To what extent did the theory and practice of European colonial planners and American modernization theorists overlap?
While applauding the end of legal colonialism, American modernization theorists such as Rostow shared to large extent the theory and practice of European colonial planners, and Rostow himself saw colonialism as part of the transitional path to modernization. Sharing a similar view of modernity and development and an emphasis on self-image and cultural superiority clouded with Orientalist assumptions, both also shared an authoritarianism and recourse to violence for the 'greatest good,' although modernization theory had some peculiarities such as its distaste for formal direct rule or its increased focus on the social sciences and cultural over biological racism, the last two being borrowed by colonial planners after the Second World War to try to 'fit in' with the changing tide of history.
Colonial planning after 1900s and modernization theory of the 1950s shared a similar belief in modernity, a human-centred (vs. God-given) process of increasing order and classification, akin to the Weberian notion of 'rationalization.' This linear process led both to believe on a common and essential pattern of 'development,' a homogeinizing process tied to a modern/traditional dichotomy that was more prescriptive than descriptive of the places where colonial planners and modernization theories intervened. The overlap between the two was derived from the fact that their ideas of development were not merely a set of policies that could be easily disposed of, but a whole epistemology or metalanguage through which to explain complex phenomena, justify action and give direction to historical events. Contributing to the taxonomy of modernity was one of the main products of nineteenth century social thought, and that archive of knowledge was readily available to American modernization theorists of the 1950s, who would rather read French than Vietnamese.
Coupled with a similar view of modernity and development (after all, America had been a colonial power herself in the 1900s in Cuba and the Philippines) came a similar self-image of the foreign power as a progressive reformer, culturally-superior and thus best placed to drive reform and improvement of the 'native peoples.' Both shared the Orientalism of framing their identity on a positional superiority, without which both colonialism and American-style modernization made no sense. Although American modernization theories were also drawing from other traditions such as Manifest Destiny, both saw their causes as benevolent, universally valid and scientifically documented, requiring only the will on the part of the domestic sphere at home and the natives abroad in order to proceed. Both made respectable their causes by presenting them this way, racism and exploitation in the case of colonialism and anti-communism and economic dependence in the case of modernization.
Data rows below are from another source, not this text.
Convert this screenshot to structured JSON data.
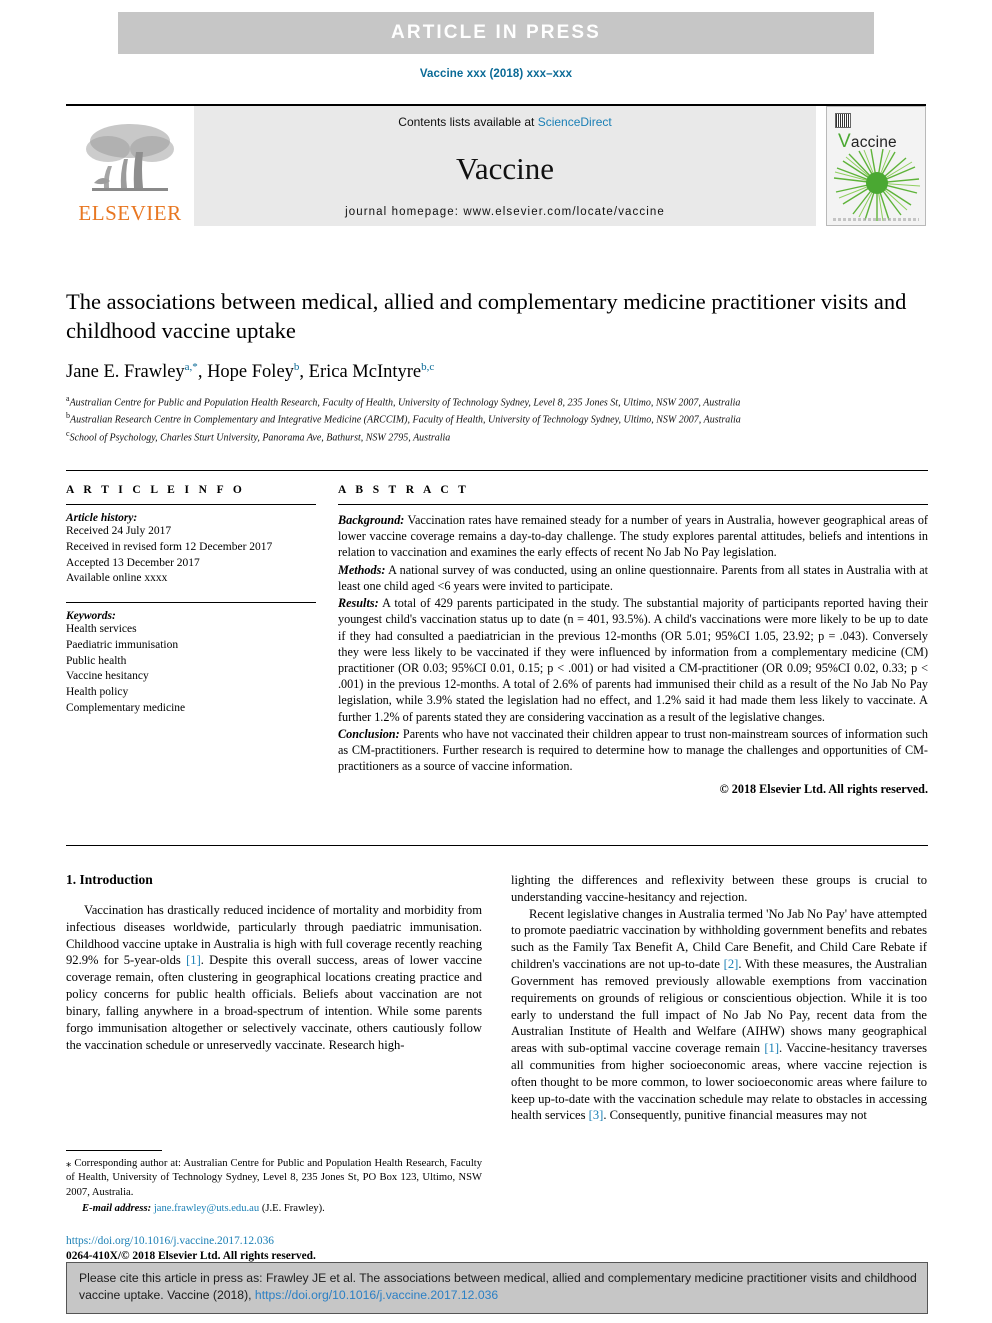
{
  "banner": {
    "text": "ARTICLE  IN  PRESS"
  },
  "running_head": {
    "text": "Vaccine xxx (2018) xxx–xxx"
  },
  "masthead": {
    "contents_prefix": "Contents lists available at ",
    "sciencedirect": "ScienceDirect",
    "journal_title": "Vaccine",
    "homepage": "journal homepage: www.elsevier.com/locate/vaccine",
    "publisher_logo_text": "ELSEVIER",
    "cover_title_initial": "V",
    "cover_title_rest": "accine"
  },
  "article": {
    "title": "The associations between medical, allied and complementary medicine practitioner visits and childhood vaccine uptake",
    "authors": [
      {
        "name": "Jane E. Frawley",
        "marks": "a,*"
      },
      {
        "name": "Hope Foley",
        "marks": "b"
      },
      {
        "name": "Erica McIntyre",
        "marks": "b,c"
      }
    ],
    "authors_line_sep1": ", ",
    "authors_line_sep2": ", ",
    "affiliations": [
      {
        "mark": "a",
        "text": "Australian Centre for Public and Population Health Research, Faculty of Health, University of Technology Sydney, Level 8, 235 Jones St, Ultimo, NSW 2007, Australia"
      },
      {
        "mark": "b",
        "text": "Australian Research Centre in Complementary and Integrative Medicine (ARCCIM), Faculty of Health, University of Technology Sydney, Ultimo, NSW 2007, Australia"
      },
      {
        "mark": "c",
        "text": "School of Psychology, Charles Sturt University, Panorama Ave, Bathurst, NSW 2795, Australia"
      }
    ]
  },
  "article_info": {
    "heading": "A R T I C L E   I N F O",
    "history_label": "Article history:",
    "history": [
      "Received 24 July 2017",
      "Received in revised form 12 December 2017",
      "Accepted 13 December 2017",
      "Available online xxxx"
    ],
    "keywords_label": "Keywords:",
    "keywords": [
      "Health services",
      "Paediatric immunisation",
      "Public health",
      "Vaccine hesitancy",
      "Health policy",
      "Complementary medicine"
    ]
  },
  "abstract": {
    "heading": "A B S T R A C T",
    "sections": [
      {
        "label": "Background:",
        "text": " Vaccination rates have remained steady for a number of years in Australia, however geographical areas of lower vaccine coverage remains a day-to-day challenge. The study explores parental attitudes, beliefs and intentions in relation to vaccination and examines the early effects of recent No Jab No Pay legislation."
      },
      {
        "label": "Methods:",
        "text": " A national survey of was conducted, using an online questionnaire. Parents from all states in Australia with at least one child aged <6 years were invited to participate."
      },
      {
        "label": "Results:",
        "text": " A total of 429 parents participated in the study. The substantial majority of participants reported having their youngest child's vaccination status up to date (n = 401, 93.5%). A child's vaccinations were more likely to be up to date if they had consulted a paediatrician in the previous 12-months (OR 5.01; 95%CI 1.05, 23.92; p = .043). Conversely they were less likely to be vaccinated if they were influenced by information from a complementary medicine (CM) practitioner (OR 0.03; 95%CI 0.01, 0.15; p < .001) or had visited a CM-practitioner (OR 0.09; 95%CI 0.02, 0.33; p < .001) in the previous 12-months. A total of 2.6% of parents had immunised their child as a result of the No Jab No Pay legislation, while 3.9% stated the legislation had no effect, and 1.2% said it had made them less likely to vaccinate. A further 1.2% of parents stated they are considering vaccination as a result of the legislative changes."
      },
      {
        "label": "Conclusion:",
        "text": " Parents who have not vaccinated their children appear to trust non-mainstream sources of information such as CM-practitioners. Further research is required to determine how to manage the challenges and opportunities of CM-practitioners as a source of vaccine information."
      }
    ],
    "copyright": "© 2018 Elsevier Ltd. All rights reserved."
  },
  "introduction": {
    "heading": "1. Introduction",
    "left_paragraph_1": "Vaccination has drastically reduced incidence of mortality and morbidity from infectious diseases worldwide, particularly through paediatric immunisation. Childhood vaccine uptake in Australia is high with full coverage recently reaching 92.9% for 5-year-olds ",
    "left_ref_1": "[1]",
    "left_paragraph_1b": ". Despite this overall success, areas of lower vaccine coverage remain, often clustering in geographical locations creating practice and policy concerns for public health officials. Beliefs about vaccination are not binary, falling anywhere in a broad-spectrum of intention. While some parents forgo immunisation altogether or selectively vaccinate, others cautiously follow the vaccination schedule or unreservedly vaccinate. Research high-",
    "right_paragraph_1": "lighting the differences and reflexivity between these groups is crucial to understanding vaccine-hesitancy and rejection.",
    "right_paragraph_2a": "Recent legislative changes in Australia termed 'No Jab No Pay' have attempted to promote paediatric vaccination by withholding government benefits and rebates such as the Family Tax Benefit A, Child Care Benefit, and Child Care Rebate if children's vaccinations are not up-to-date ",
    "right_ref_2": "[2]",
    "right_paragraph_2b": ". With these measures, the Australian Government has removed previously allowable exemptions from vaccination requirements on grounds of religious or conscientious objection. While it is too early to understand the full impact of No Jab No Pay, recent data from the Australian Institute of Health and Welfare (AIHW) shows many geographical areas with sub-optimal vaccine coverage remain ",
    "right_ref_1": "[1]",
    "right_paragraph_2c": ". Vaccine-hesitancy traverses all communities from higher socioeconomic areas, where vaccine rejection is often thought to be more common, to lower socioeconomic areas where failure to keep up-to-date with the vaccination schedule may relate to obstacles in accessing health services ",
    "right_ref_3": "[3]",
    "right_paragraph_2d": ". Consequently, punitive financial measures may not"
  },
  "footnote": {
    "star": "⁎",
    "corresponding_text": " Corresponding author at: Australian Centre for Public and Population Health Research, Faculty of Health, University of Technology Sydney, Level 8, 235 Jones St, PO Box 123, Ultimo, NSW 2007, Australia.",
    "email_label": "E-mail address:",
    "email": "jane.frawley@uts.edu.au",
    "email_owner": " (J.E. Frawley)."
  },
  "doi_block": {
    "doi_url": "https://doi.org/10.1016/j.vaccine.2017.12.036",
    "issn_line": "0264-410X/© 2018 Elsevier Ltd. All rights reserved."
  },
  "citation_box": {
    "text_before_link": "Please cite this article in press as: Frawley JE et al. The associations between medical, allied and complementary medicine practitioner visits and childhood vaccine uptake. Vaccine (2018), ",
    "link": "https://doi.org/10.1016/j.vaccine.2017.12.036"
  },
  "colors": {
    "link_blue": "#1a7fb5",
    "elsevier_orange": "#e87722",
    "band_gray": "#c6c6c6",
    "masthead_gray": "#e9e9e9",
    "cover_green": "#4aa832"
  }
}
The self-righteousness of both narratives was matched by their authoritarianism, although some modernization theories stressed the importance of (liberal) democracy for modernization to happen (but often democratization just made the process of modernization messier and less controllable). Technocracy rather than people's liberation was what modernization would ideally achieve, and in this sense it shared the foreign, top-down control of colonial planners such as the French in Algeria or the British in Kenya. Both the colonial civilizing mission of the early twentieth century and 1960s modernization were to be achieved by any means necessary, showing a mutual willingness to apply practically unrestrained state force if need be. This managerial approach to political change was most evident in Vietnam and Latin America in the case of modernization theory. The 'developmental state' was created with the paternalistic responsibility for economic growth, and growth was indeed seen many times as more important than the preservation of human rights. The recourse to violence for the 'greatest good' is often overlooked, as both the civilizing and the modernizing missions were presented as peaceful theories recurring to violence only as 'self-defense' and labelling any resistance as 'barbarism.'
Despite their multiple similarities, there were some differences between the theory and practice of colonial planners and that of modernization theorists. The latter moved from a biological to a more cultural racism, focused on color-blindness, aptitudes and economic behaviour (and indeed taken on by some late colonial powers such as the French in their 1958 Constantine Plan in Algeria). American modernisers also despised direct rule, following their standing anticolonial rhetoric (and despite conservatism at home), and preferred docile native administrators and heads of state. Lastly, those bodies of knowledge that were privileged were the social sciences, especially economics, psychology and political science, over the previously omnipresent biology and medical sciences. The social sciences provided modernization theorists with what Noam Chomsky has called the 'double-myth' of political benevolence and scientific omniscience, in a similar way in which the biomedical sciences had done previously.